EU Agriculture and Rural Development Commissioner Dacian Ciolos’s response to the grant is already a classic:
“This is fully in accordance with Article 56 of the Implementing Regulation 1698/2005, which provides support for recreational activities in rural areas…The individual projects are evaluated by the national authorities, because they know the local situation best.”
Ah, it's consistent with Article 56 of the Implementing Regulation 1698/2005. All must be well then. (And they wonder why the citizens find it increasingly difficult to both understand and support the EU).



















The current Danish government (which took office last year) blames its predecessors, with Agriculture Minister Carsten Hansen pointing out that it was the previous centre-right government which signed off the grant for the skiing lift. He promises that "The whole administration of the subsidies will be streamlined" (sounds familiar).
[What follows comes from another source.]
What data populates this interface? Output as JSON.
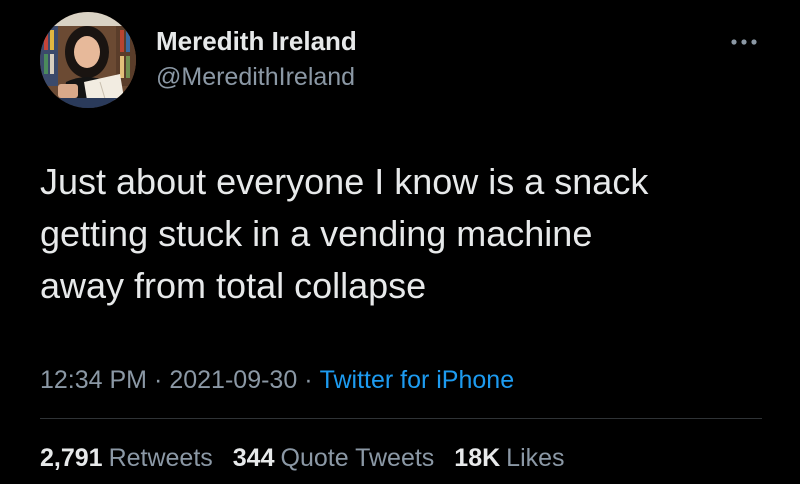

Former Agriculture Minister Eva Kjer Hansen who was in charge when the grant was paid out despite pledging to "tighten the screws" is now an MP and member of the Danish Parliament's EU Scrutiny Committee. She defends herself, saying:
"My responsibility was to look at the rules in Denmark [as opposed to EU-level rules?]. And much was done to ensure that the the impact [of the projects] were more concrete and that the more thought-through projects were the ones receiving the money."
She adds,
"It's doubtful whether we get the most out of the subsidies. Therefore we always have this discussion about whether the projects are justified. Or if the money has been handed out merely because there was EU subsidies there which simply had to be used for this or that silly project."
Not exactly a ringing endorsement of the idea of having the EU involved in rural and regional development funding in the first place.

So if I think that taxpayers' cash shouldn't be spent on a 'development' project involving a ski slope on a mostly flat and largely snow-free island with a GDP of 24% above the EU average - who should I talk to?